Overall, the study highlights that advancing age, high-risk fracture types, implant selection, abnormal biochemical markers, larger incisions, and prolonged surgical duration significantly increase the likelihood of SSI. Strengthening aseptic measures, improving nutritional optimization, and minimizing operative time may substantially reduce postoperative infection rates.
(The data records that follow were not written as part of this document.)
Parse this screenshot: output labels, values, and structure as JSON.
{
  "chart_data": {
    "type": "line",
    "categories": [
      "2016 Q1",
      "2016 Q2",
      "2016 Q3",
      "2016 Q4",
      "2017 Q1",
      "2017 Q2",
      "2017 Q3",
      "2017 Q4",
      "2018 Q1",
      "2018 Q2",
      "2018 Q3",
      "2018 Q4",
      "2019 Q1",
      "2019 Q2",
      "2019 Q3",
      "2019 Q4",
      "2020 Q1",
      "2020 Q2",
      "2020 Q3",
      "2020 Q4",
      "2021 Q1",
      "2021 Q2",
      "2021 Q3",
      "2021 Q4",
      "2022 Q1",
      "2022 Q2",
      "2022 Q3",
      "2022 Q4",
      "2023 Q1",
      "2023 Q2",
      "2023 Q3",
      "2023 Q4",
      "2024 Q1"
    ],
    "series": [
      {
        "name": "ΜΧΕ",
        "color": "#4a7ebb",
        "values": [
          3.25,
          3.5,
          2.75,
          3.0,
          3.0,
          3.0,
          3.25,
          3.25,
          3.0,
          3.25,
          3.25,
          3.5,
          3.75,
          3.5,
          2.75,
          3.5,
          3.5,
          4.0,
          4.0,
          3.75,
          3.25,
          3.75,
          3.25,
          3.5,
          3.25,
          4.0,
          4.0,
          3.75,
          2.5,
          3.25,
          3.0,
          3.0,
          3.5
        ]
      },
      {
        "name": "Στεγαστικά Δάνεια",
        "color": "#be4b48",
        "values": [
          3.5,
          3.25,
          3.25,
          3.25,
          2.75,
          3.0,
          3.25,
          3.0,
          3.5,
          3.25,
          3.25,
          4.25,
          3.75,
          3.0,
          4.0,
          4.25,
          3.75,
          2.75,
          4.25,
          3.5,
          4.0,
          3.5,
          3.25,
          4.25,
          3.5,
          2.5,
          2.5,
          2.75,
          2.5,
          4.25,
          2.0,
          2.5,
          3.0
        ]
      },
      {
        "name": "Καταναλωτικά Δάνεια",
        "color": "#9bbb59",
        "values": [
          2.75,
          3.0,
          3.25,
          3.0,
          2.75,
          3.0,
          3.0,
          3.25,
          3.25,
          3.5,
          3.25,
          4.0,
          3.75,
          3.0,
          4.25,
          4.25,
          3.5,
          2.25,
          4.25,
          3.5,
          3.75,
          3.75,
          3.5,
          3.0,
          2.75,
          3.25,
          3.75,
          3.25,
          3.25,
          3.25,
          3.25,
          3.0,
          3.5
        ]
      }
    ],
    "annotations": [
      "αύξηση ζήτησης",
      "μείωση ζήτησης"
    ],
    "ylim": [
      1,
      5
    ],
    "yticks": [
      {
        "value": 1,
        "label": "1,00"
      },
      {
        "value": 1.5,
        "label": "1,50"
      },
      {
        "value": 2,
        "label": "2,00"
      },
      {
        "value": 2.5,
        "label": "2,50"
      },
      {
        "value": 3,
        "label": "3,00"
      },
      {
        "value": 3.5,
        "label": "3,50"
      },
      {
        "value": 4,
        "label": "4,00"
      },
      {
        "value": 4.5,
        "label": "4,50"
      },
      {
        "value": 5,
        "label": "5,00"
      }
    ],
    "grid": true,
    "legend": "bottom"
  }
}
The findings of the present study indicate that surgical site infection (SSI) remains a significant postoperative complication following open reduction and internal fixation of long bone fractures at Assam Medical College, Dibrugarh. Higher rates of SSIs were observed in cases involving pedicle screw fixation for vertebral fractures and nailing procedures for proximal femur fractures, with lower limb long bone fractures showing greater susceptibility compared to upper limb cases. Preoperative abnormalities in serum albumin, globulin, and the albumin–globulin ratio were found to be significantly associated with the occurrence of SSIs, underscoring their potential value as economical, objective, and convenient biomarkers for early identification of high-risk patients. Incorporating these parameters into routine preoperative screening may enhance the ability to predict and prevent SSIs in adult patients undergoing implant-based orthopaedic interventions. Given the substantial resource burden associated with managing SSIs, there is an ongoing need for effective screening protocols and innovative preventive strategies to mitigate their impact on both patients and healthcare providers.